On pouvait y lire en grosses lettres : Harvard Law School, diplôme de Juris Doctor (JD). À côté reposait une licence du barreau de Californie.
« Diplômé d’une fac d’élite, propriétaire, avocat inscrit au barreau… » Daniel se renversa sur sa chaise et ne put s’empêcher de siffler. C’était comme commencer une partie avec une quinte flush royale, infiniment mieux que son ancienne vie de petit voyou obligé de survivre au jour le jour.
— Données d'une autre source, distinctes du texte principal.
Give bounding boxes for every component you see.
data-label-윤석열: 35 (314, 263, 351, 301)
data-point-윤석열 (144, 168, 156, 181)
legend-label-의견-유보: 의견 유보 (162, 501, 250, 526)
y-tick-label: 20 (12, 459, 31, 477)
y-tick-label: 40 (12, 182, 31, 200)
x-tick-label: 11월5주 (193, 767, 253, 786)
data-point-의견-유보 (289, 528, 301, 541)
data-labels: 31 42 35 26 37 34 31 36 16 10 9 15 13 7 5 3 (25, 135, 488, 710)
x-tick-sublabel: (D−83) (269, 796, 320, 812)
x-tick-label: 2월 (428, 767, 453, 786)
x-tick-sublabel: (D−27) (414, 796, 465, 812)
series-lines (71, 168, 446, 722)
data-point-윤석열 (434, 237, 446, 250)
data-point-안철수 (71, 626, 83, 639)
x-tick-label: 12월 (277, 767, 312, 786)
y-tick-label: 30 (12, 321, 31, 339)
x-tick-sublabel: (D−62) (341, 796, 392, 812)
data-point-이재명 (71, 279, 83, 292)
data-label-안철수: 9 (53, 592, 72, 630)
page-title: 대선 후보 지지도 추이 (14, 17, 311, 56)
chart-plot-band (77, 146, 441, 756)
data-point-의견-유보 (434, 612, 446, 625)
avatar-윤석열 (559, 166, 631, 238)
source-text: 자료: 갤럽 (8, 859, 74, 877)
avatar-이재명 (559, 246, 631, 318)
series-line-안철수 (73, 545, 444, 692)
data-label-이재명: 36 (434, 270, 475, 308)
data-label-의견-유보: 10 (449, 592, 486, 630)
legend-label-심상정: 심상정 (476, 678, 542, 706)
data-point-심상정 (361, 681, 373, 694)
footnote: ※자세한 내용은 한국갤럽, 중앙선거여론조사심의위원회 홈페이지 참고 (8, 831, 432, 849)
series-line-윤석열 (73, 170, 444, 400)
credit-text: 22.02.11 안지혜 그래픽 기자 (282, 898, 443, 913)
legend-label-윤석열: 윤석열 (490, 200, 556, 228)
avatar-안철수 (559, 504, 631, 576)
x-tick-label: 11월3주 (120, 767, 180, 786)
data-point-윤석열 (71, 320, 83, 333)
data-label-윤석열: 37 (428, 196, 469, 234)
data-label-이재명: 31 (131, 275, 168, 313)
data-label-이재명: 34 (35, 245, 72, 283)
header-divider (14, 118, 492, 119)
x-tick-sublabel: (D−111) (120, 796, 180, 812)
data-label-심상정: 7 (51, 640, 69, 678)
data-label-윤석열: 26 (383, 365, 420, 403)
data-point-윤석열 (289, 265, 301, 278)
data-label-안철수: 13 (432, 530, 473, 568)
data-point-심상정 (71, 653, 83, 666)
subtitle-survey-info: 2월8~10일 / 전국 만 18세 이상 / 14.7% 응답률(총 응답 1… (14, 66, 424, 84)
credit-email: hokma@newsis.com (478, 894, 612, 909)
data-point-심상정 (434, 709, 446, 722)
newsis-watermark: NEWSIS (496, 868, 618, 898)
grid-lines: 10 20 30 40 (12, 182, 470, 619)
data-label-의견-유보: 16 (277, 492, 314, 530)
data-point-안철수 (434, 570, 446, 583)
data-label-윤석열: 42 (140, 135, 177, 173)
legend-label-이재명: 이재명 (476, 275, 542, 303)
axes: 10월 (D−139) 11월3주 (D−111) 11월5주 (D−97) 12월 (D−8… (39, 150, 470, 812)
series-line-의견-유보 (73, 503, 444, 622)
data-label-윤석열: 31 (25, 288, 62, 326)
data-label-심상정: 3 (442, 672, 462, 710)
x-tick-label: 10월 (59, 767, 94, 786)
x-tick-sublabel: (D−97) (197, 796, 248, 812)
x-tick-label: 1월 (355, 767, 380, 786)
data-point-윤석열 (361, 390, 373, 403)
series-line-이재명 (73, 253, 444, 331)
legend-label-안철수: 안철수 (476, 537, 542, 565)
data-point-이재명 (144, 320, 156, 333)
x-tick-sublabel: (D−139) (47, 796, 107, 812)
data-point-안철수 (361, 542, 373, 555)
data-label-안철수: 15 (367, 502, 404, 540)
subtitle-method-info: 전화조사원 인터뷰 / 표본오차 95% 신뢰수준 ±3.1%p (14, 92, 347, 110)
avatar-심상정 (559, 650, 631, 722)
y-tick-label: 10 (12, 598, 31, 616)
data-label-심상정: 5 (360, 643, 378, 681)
Enfin, son regard tomba sur deux lettres d’embauche déjà ouvertes posées sur le bureau.
L’une venait du célèbre Pearson Hardman de New York, un cabinet de tout premier rang dans le pays.
L’autre venait de Kirkland Ellis, un cabinet local de Los Angeles.
Daniel ouvrit le carnet du propriétaire d’origine. Il y affichait son mépris pour Pearson et avait entouré Kirkland Ellis à la place. L’arrogance suintait presque des pages : le propriétaire d’origine semblait considérer qu’avec son diplôme de Harvard, entrer dans un cabinet comme Kirkland Ellis revenait à « se rabaisser », un pur compromis simplement pour rester à Los Angeles.
« Il avait une sacrée haute opinion de lui-même. » Daniel rassembla les deux lettres d’embauche. « Mais Kirkland Ellis… ça sonne pas mal. Le métier d’avocat vaut toujours mieux que de racketter les gens dans la rue. »
Satisfait, Daniel se leva et s’apprêta à aller à la salle de bain pour se laver le visage et retirer le sable de la veille.
À cet instant, au plus profond de son esprit, cette voix mécanique glaciale, restée silencieuse toute la nuit, retentit soudain avec une netteté cristalline.